I think that how much it slows down depends on how much work is being done inside the expanded code. Other than the or example, the slow down will usually be much smaller than 44%. I just tried it on an each with an empty body iterating on an empty tuple, and the difference was only around 2% the first time I ran it.

(def b [])

# Current Janet
(timeit-loop [:repeat 500_000_000] (each a b))
# Elapsed time: 11.206s, 0.02241µs/body

# Modified version of each where `idempotent?` returns true for symbols
(timeit-loop [:repeat 500_000_000] (my-each a b))
# Elapsed time: 10.991s, 0.02198µs/body

If I make the tuple non-empty and add a body that does a bit of work, the difference becomes even smaller.

(def b [1])

(timeit-loop [:repeat 100_000_000] (each a b (math/pow 3.7 2.5)))
# Elapsed time: 6.091s, 0.06091µs/body

(timeit-loop [:repeat 100_000_000] (my-each a b (math/pow 3.7 2.5)))
# Elapsed time: 6.062s, 0.06062µs/body

And in fact, performance showing itself to be difficult to get right, here is an example where the optimization is actually slower:

(var b [1])

(timeit-loop [:repeat 100_000_000] (each a b (math/pow 3.7 2.5)))
# Elapsed time: 6.300s, 0.063µs/body

(timeit-loop [:repeat 100_000_000] (my-each a b (math/pow 3.7 2.5)))
# Elapsed time: 7.508s, 0.07508µs/body

From what I can tell, the reason it's slower is because b is a var in this example, and accessing mutable bindings seems to be slower than accessing immutable bindings.
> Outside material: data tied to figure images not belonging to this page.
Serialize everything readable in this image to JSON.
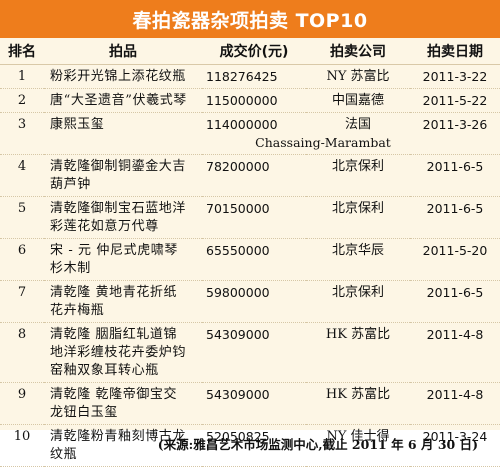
{
  "title": "春拍瓷器杂项拍卖 TOP10",
  "headers": {
    "rank": "排名",
    "item": "拍品",
    "price": "成交价(元)",
    "house": "拍卖公司",
    "date": "拍卖日期"
  },
  "rows": [
    {
      "rank": "1",
      "item_lines": [
        "粉彩开光锦上添花纹瓶"
      ],
      "price": "118276425",
      "house": "NY 苏富比",
      "date": "2011-3-22"
    },
    {
      "rank": "2",
      "item_lines": [
        "唐“大圣遗音”伏羲式琴"
      ],
      "price": "115000000",
      "house": "中国嘉德",
      "date": "2011-5-22"
    },
    {
      "rank": "3",
      "item_lines": [
        "康熙玉玺"
      ],
      "price": "114000000",
      "house": "法国",
      "house_sub": "Chassaing-Marambat",
      "date": "2011-3-26"
    },
    {
      "rank": "4",
      "item_lines": [
        "清乾隆御制铜鎏金大吉",
        "葫芦钟"
      ],
      "price": "78200000",
      "house": "北京保利",
      "date": "2011-6-5"
    },
    {
      "rank": "5",
      "item_lines": [
        "清乾隆御制宝石蓝地洋",
        "彩莲花如意万代尊"
      ],
      "price": "70150000",
      "house": "北京保利",
      "date": "2011-6-5"
    },
    {
      "rank": "6",
      "item_lines": [
        "宋 - 元 仲尼式虎啸琴",
        "杉木制"
      ],
      "price": "65550000",
      "house": "北京华辰",
      "date": "2011-5-20"
    },
    {
      "rank": "7",
      "item_lines": [
        "清乾隆 黄地青花折纸",
        "花卉梅瓶"
      ],
      "price": "59800000",
      "house": "北京保利",
      "date": "2011-6-5"
    },
    {
      "rank": "8",
      "item_lines": [
        "清乾隆 胭脂红轧道锦",
        "地洋彩缠枝花卉委炉钧",
        "窑釉双象耳转心瓶"
      ],
      "price": "54309000",
      "house": "HK 苏富比",
      "date": "2011-4-8"
    },
    {
      "rank": "9",
      "item_lines": [
        "清乾隆 乾隆帝御宝交",
        "龙钮白玉玺"
      ],
      "price": "54309000",
      "house": "HK 苏富比",
      "date": "2011-4-8"
    },
    {
      "rank": "10",
      "item_lines": [
        "清乾隆粉青釉刻博古龙",
        "纹瓶"
      ],
      "price": "52050825",
      "house": "NY 佳士得",
      "date": "2011-3-24"
    }
  ],
  "source": "(来源:雅昌艺术市场监测中心,截止 2011 年 6 月 30 日)",
  "colors": {
    "title_bg": "#ee7d1c",
    "table_bg": "#fdf6e5"
  }
}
I think part of our disagreement lies in weighing the tradeoffs differently. I made my peace with lisp being slow a long time ago, but I have a strong preference for simplicity, so I prefer avoiding special cases even if it costs a bit of speed.
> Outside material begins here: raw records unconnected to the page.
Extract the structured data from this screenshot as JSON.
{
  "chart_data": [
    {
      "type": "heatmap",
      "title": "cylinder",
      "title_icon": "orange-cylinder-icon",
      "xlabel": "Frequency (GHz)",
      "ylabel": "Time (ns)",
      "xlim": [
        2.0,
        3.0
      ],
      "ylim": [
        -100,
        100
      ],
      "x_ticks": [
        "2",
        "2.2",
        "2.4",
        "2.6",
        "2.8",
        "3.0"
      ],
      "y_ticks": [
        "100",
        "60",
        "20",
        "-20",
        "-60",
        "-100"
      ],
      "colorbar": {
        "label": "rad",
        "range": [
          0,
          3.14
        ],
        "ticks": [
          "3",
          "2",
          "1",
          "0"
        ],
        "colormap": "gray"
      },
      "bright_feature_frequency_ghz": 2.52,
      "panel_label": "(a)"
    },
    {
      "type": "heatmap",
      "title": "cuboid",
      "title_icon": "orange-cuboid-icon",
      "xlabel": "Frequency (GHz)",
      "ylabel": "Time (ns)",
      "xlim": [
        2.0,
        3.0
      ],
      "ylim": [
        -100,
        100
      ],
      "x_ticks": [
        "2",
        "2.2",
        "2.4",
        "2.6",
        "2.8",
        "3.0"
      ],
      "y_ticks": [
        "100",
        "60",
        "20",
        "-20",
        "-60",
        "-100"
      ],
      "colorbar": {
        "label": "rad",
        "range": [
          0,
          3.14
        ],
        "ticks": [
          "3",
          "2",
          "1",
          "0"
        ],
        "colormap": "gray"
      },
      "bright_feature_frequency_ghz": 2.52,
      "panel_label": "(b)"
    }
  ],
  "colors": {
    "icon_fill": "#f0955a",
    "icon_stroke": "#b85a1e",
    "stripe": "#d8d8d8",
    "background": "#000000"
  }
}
Possibly an even better way to get this speed back might be to add a compiler pass that detects unnecessary defs and removes them. In theory this pass could be smart enough to remove the def only if the value is an immutable binding, which would be even better than what macros can do on their own, since they can't know if a binding is mutable or not. But I suppose this suggestion is a cold comfort, since it would be significantly harder to implement and I'm not exactly volunteering... (though this could be an interesting thing to implement, so I'm also not not volunteering)

In the interests of reproducibility, this was Janet 1.28, and here is the implementation I used for my-each:

(defn- each-template
  [binding inx kind body]
  (with-syms [k]
    (def ds (if (or (idempotent? inx) (symbol? inx)) inx (gensym)))
    ~(do
       ,;(if (= ds inx) [] [~(def ,ds ,inx)])
       (var ,k (,next ,ds nil))
       (while (,not= nil ,k)
         (def ,binding
           ,(case kind
              :each ~(,in ,ds ,k)
              :keys k
              :pairs ~[,k (,in ,ds ,k)]))
         ,;body
         (set ,k (,next ,ds ,k))))))

(defmacro my-each
  "Loop over each value in `ds`. Returns nil."
  [x ds & body]
  (each-template x ds :each body))

primo-ppcg commented 1 year ago

Possibly an even better way to get this speed back might be to add a compiler pass that detects unnecessary defs and removes them.

Great progress has already been made towards this, just a few weeks ago: #1163

Testing methodology is also slightly different, I recompiled the current master with :symbol removed from the list of non-atomic-types. But I also found that a var binding benefits from being aliased. I wonder if this could somehow be exposed (and then we could be in complete agreement that var bindings are not idempotent). I suspect, however, that idempotent? would need to be rewritten in C. Maybe I'll give it a go.

I made my peace with lisp being slow a long time ago

I used Lisp specifically because it was fast (SBCL).